這傢伙進食的動作就和他的英式聲腔一樣性感優雅,連髒話都能罵出一種渾然天成的高尚。

沾染清晨霧露的髮絲軟綿綿塌在頭頂,髮尾卻被睡得支楞亂翹。Minho有些出神地盯著Newt隨雙眼眨動不停撲搧的金色睫毛,莫名覺得心口搔癢不已,像有只小貓的貓爪不住在上頭抓撓。

他掐準時間,在Newt再舀起一匙食物塞進嘴巴時,猛地伸手按上對方頭顱,用力揉了兩把那頭和自己想像中一樣柔軟的短髮。

 

「吃快點,我可不想你錯過我出發時的英姿。」

然後在Newt氣急敗壞將湯匙朝他扔過去之前抓起托盤飛快落跑。

 

 

落雨前的濃重濕氣覆滿整片幽地,似乎連吸入的空氣都鍍了層鉛一般沉重。

遠方鋼灰色的雨層雲攜裹著山雨欲來的節奏橫過空際,欲以雷霆萬鈞之勢吞沒世間萬物。

 

Newt慣常來到迷宮大門前,目送行者踏入千變萬化的迷宮中。

 

Minho佇立隊伍最前端,雙手負在背後,他高聲複誦了遍進入迷宮的注意事項,在其中幾名飛毛腿發出預備插話的第一個音節時要對方閉上瞎卡的臭嘴,像隻壞脾氣的牧羊犬,一旦察覺有膽敢挑戰他威權的羊隻,就狂吠得對方無法還口。

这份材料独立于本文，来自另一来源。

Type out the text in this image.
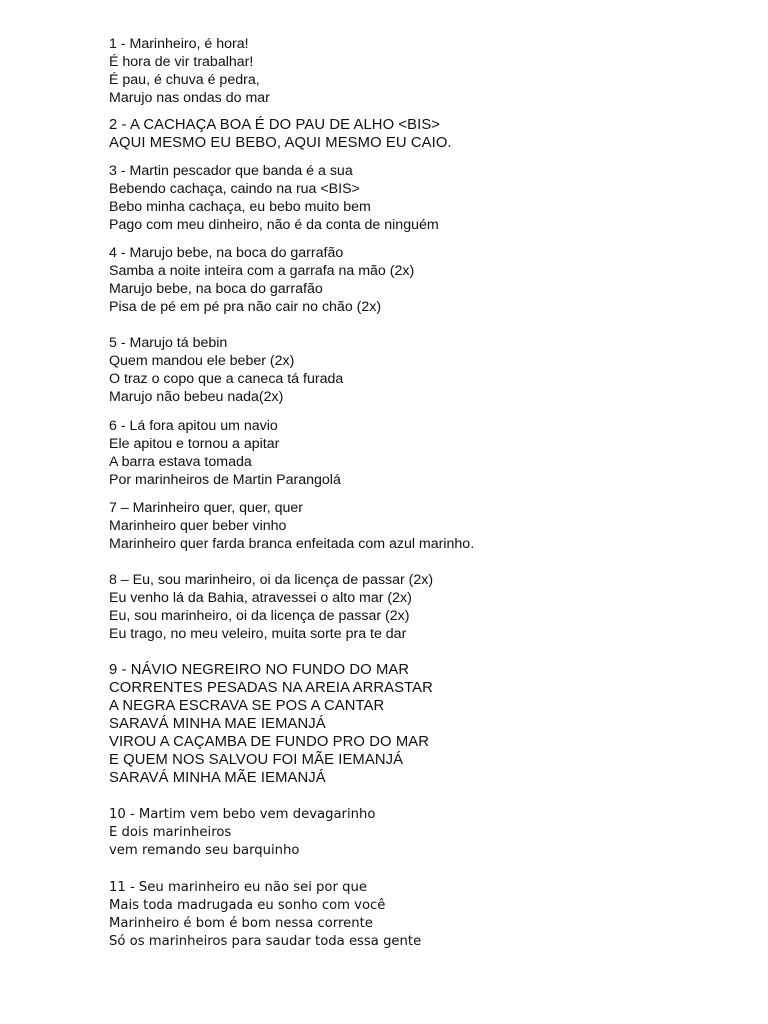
1 - Marinheiro, é hora!
É hora de vir trabalhar!
É pau, é chuva é pedra,
Marujo nas ondas do mar
2 - A CACHAÇA BOA É DO PAU DE ALHO <BIS>
AQUI MESMO EU BEBO, AQUI MESMO EU CAIO.
3 - Martin pescador que banda é a sua
Bebendo cachaça, caindo na rua <BIS>
Bebo minha cachaça, eu bebo muito bem
Pago com meu dinheiro, não é da conta de ninguém
4 - Marujo bebe, na boca do garrafão
Samba a noite inteira com a garrafa na mão (2x)
Marujo bebe, na boca do garrafão
Pisa de pé em pé pra não cair no chão (2x)
5 - Marujo tá bebin
Quem mandou ele beber (2x)
O traz o copo que a caneca tá furada
Marujo não bebeu nada(2x)
6 - Lá fora apitou um navio
Ele apitou e tornou a apitar
A barra estava tomada
Por marinheiros de Martin Parangolá
7 – Marinheiro quer, quer, quer
Marinheiro quer beber vinho
Marinheiro quer farda branca enfeitada com azul marinho.
8 – Eu, sou marinheiro, oi da licença de passar (2x)
Eu venho lá da Bahia, atravessei o alto mar (2x)
Eu, sou marinheiro, oi da licença de passar (2x)
Eu trago, no meu veleiro, muita sorte pra te dar
9 - NÁVIO NEGREIRO NO FUNDO DO MAR
CORRENTES PESADAS NA AREIA ARRASTAR
A NEGRA ESCRAVA SE POS A CANTAR
SARAVÁ MINHA MAE IEMANJÁ
VIROU A CAÇAMBA DE FUNDO PRO DO MAR
E QUEM NOS SALVOU FOI MÃE IEMANJÁ
SARAVÁ MINHA MÃE IEMANJÁ
10 - Martim vem bebo vem devagarinho
E dois marinheiros
vem remando seu barquinho
11 - Seu marinheiro eu não sei por que
Mais toda madrugada eu sonho com você
Marinheiro é bom é bom nessa corrente
Só os marinheiros para saudar toda essa gente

要在平常,Newt肯定能因為發現了那幾名總想插嘴的飛毛腿是Gally的朋友而暗自竊笑;可現在的Newt,卻只是靜靜眺望著眼前那面高牆,半個字也沒能聽進去。

 

他們以前遇過幾次這種突發狀況,在濛濛細雨或大雨滂沱中強硬前行,最後卻付出遠比遍體鱗傷還慘的代價。有人因地面濕滑沒留意弄斷了自己的臂膀,有人受雨水蒙蔽徘徊在迷宮裡,再也沒能找到回家的路。

在吃過幾次悶虧後,Alby召集了眾小隊長,花費近半天的時間開會討論,嚴格下令往後氣候不佳的日子裡,在雨滴下來的那刻,所有人無論身處何處都必得即刻返程,無須為此斷送掉自己的健康或者性命。

牆壁內部傳來大門開啟前的齒輪轉動聲,喀嗒喀嗒,一分一秒如此精準,像把尖鍬鑿在心底最脆弱柔軟的區塊。

 

Newt忽然有種自己此時就像舞台上四肢被縫入絲線的小丑,任憑頭頂的十字板操縱。

或悲或喜,或坐或站,或前行後退,或生存消亡。

他在底下看不清臉譜的觀眾面前,被迫表演一齣齣荒誕可笑的戲碼。

 

他們這些人就好似受困於水晶球中的人偶,被無數雙眼睛透過厚厚一層玻璃觀賞。他們無處可躲,也無處可逃,水晶球外的人只需動動指頭,他們的世界便隨之天翻地覆——

 

他突然好想爬上去,爬到圍牆最頂端,遠眺外頭的景色是不是就和幽地裡這片綠意盎然得可悲,想像自己終有一天能在真正的土地上失足顛仆。

 

Newt想,如果他能夠成功爬到圍牆頂端,然後不顧一切跳下去——

能不能就此夢醒?

 


 

Minho重新踏入隊伍同眾人靜候大門開啟的那刻。

他習慣二次檢查身上的行者配備,抓抓那裡又拉拉那裡,確認沒有任何遺漏或者失誤。接著轉頭巡視了Newt兩圈,才後知後覺想起對方今天休假。

 

他感覺得出Newt近幾天來的無精打采,他偶爾能從那對精緻的眉宇間瞥見驀然劃過的茫然失措。這在幽地不算常見,也絕非罕見,每個月被籠子送上來的菜鳥在拾回自己的名字前,總會陷入名為低潮的情緒輪迴中。直到現在,這些已經愈來愈習慣幽地生活的男孩們,依然不時能在午夜夢迴聽見彼此壓抑的哀求啜泣。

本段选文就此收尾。